À propos

Clara Passeron

Comment et pourquoi avez-vous créé Pour le dire ?

Cette aventure est vieille de trois ans. En fait non, elle émerge d’un exécutoire adolescent qu’est l’écriture. J’aimais faire rire les autres, dans nos écrits ou nos échanges. Et cela s’est ressenti dans les écrits d’invention de français. J’adorais ça, raconter des histoires. J’ai écrit une nouvelle à l’âge de quinze ans, une sorte de polar, et ai adoré ce sentiment de liberté : j’étais maître de mes mots et maître de l’intrigue. Le berceau de ce projet a été marqué par ma rencontre en BTS communication avec un professeur qui a cru en moi. Il m’a présenté les plateformes de blog qui fleurissaient, où tout était facilité pour mettre en ligne des écrits, les partager.

 

Pourquoi le domaine de la culture plutôt qu’un autre ?

La culture est intrinsèquement liée à l’art. C’est pour moi le meilleur moyen de s’exprimer, car dans chaque film, chaque pièce ou exposition, on peut y trouver une ouverture personnelle. On analyse, on compare, on se perd dans des idées qui fusent et qui nous font davantage aimer le sujet traité. En bref, j’ai lié mes envies d’écritures avec l’art qui nous est présenté comme tel, que l’on s’approprie et que l’on place inconsciemment dans une partie précieuse de notre cerveau.

 

Continuez-vous d’écrire en dehors des critiques culturelles ?

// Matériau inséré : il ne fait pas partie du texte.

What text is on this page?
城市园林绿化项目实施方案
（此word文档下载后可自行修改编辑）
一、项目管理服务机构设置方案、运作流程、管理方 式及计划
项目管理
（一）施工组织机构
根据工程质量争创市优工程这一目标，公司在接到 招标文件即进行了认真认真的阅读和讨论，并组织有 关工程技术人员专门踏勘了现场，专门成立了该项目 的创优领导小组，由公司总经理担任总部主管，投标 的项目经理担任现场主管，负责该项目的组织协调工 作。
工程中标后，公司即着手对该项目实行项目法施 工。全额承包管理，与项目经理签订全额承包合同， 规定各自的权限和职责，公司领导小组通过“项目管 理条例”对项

Oui. J’écris quand je suis dans une ambiance calme, dans ma chambre ou lors d’un long trajet en bus et sans musique qui agit chez moi comme un parasite. J’écris d’une traite, sans toujours me relire. Je raconte la vie de gens que je ne connais pas, je glisse ma mine sur un carnet un peu corné ou dans les notes de mon téléphone, et je deviens intime avec chaque personnage qui prend vie à travers l’encre. Je publie certains de ces écrits sur Pour le dire. Puis parfois, je rencontre  des personnes qui proposent quelque chose et , au détour d’une conversation, on se prête au jeu d’une interview spontannée. Ça a été le cas lors d’un voyage à l’Ile de la Réunion avec Régis Laope à la Cité des Arts, où lors d’une expo photo avec Alexandre Mouchet, photographe et rappeur engagé. Ces rencontres imprévues nous amènent à échanger sincèrement et me permettent d’écrire sur leur vie, leurs parcours.

 

Votre site vous a-t-il ouvert au monde du journalisme ?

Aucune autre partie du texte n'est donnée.